Kann leider die zwei anschlüsse auch nicht an der Graka tauschen da einem DVI Dual Link ist ...


----------



## Painkiller (29. November 2013)

Kannst du im Grafiktreiber denn nicht den Primär-Monitor einstellen?


----------



## Tommi1 (29. November 2013)

HORICAN schrieb:


> ja genau so ist es bei mir auch !
> Kann leider die zwei anschlüsse auch nicht an der Graka tauschen da einem DVI Dual Link ist ...


 
Würde auch nix bringen.
Schon getestet.




<<Painkiller>> schrieb:


> Kannst du im Grafiktreiber denn nicht den Primär-Monitor einstellen?

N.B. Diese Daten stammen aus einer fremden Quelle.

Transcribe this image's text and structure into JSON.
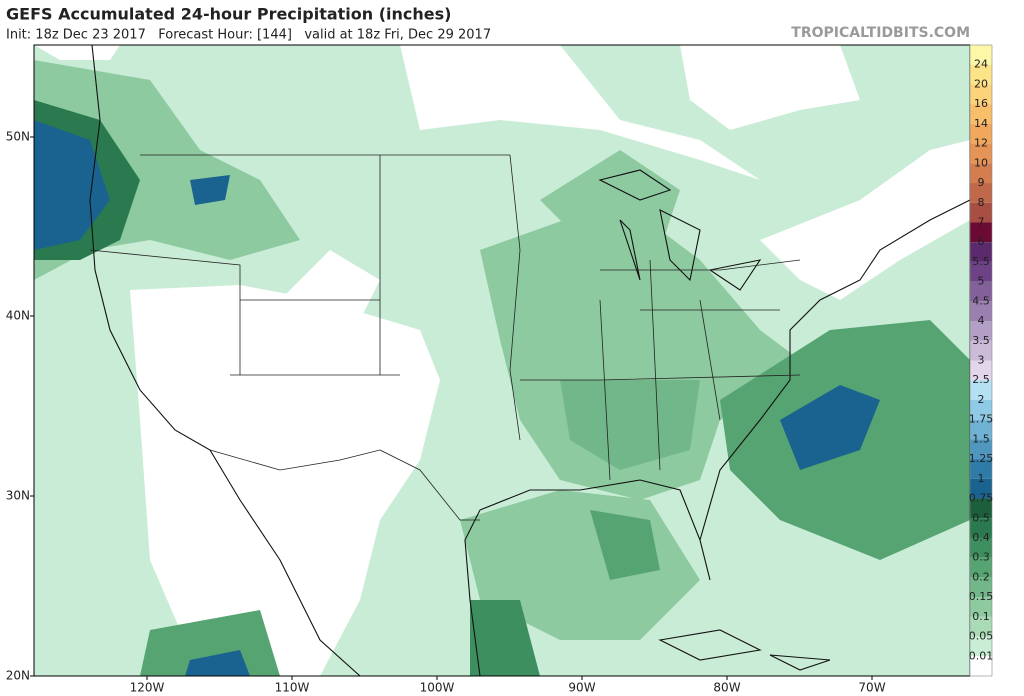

Bringt auch nix (zumindest bei mir nicht).
Da ist der Hauptmonitor schon auf Primär gestellt.
Macht es aber tritzdem, wie oben beschrieben.


----------



## HORICAN (29. November 2013)

wo finde ich denn die Grafik Einstellung im BIOS ??


----------



## Tommi1 (29. November 2013)

Das ist nicht im Bios, sondern ist die nVidia Systemsteuerung. Da kann man das einstellen. Bringt aber nichts, wenn der Hauptbildschirm schon als solches als Prio steht.


----------



## HORICAN (29. November 2013)

Mhh also gibts keine Lösung ?!
Ich kann damit leben aber besser wäre es halt anders ^^


----------



## HORICAN (9. Dezember 2013)

Hat echt keiner ne Lösung


----------



## Painkiller (10. Dezember 2013)

Hast du die Anschlüsse bei der Grafikkarte mal getauscht?


----------



## HORICAN (11. Dezember 2013)

Kann ich leider nicht da der eine Dual Link ist und der andere normal DVI an dem ein VGA Adapter hängt ...
Meint ihr ich könnte mal beim Nvidia Support nachfragen ?


----------



## Tommi1 (11. Dezember 2013)

Tauschen bringt auch nichts.
Hängen beide (analog Monitor und DVI Monitor) je an einem DVI-I Anschluss und immer wird der VGA Monitor bevorzugt.


----------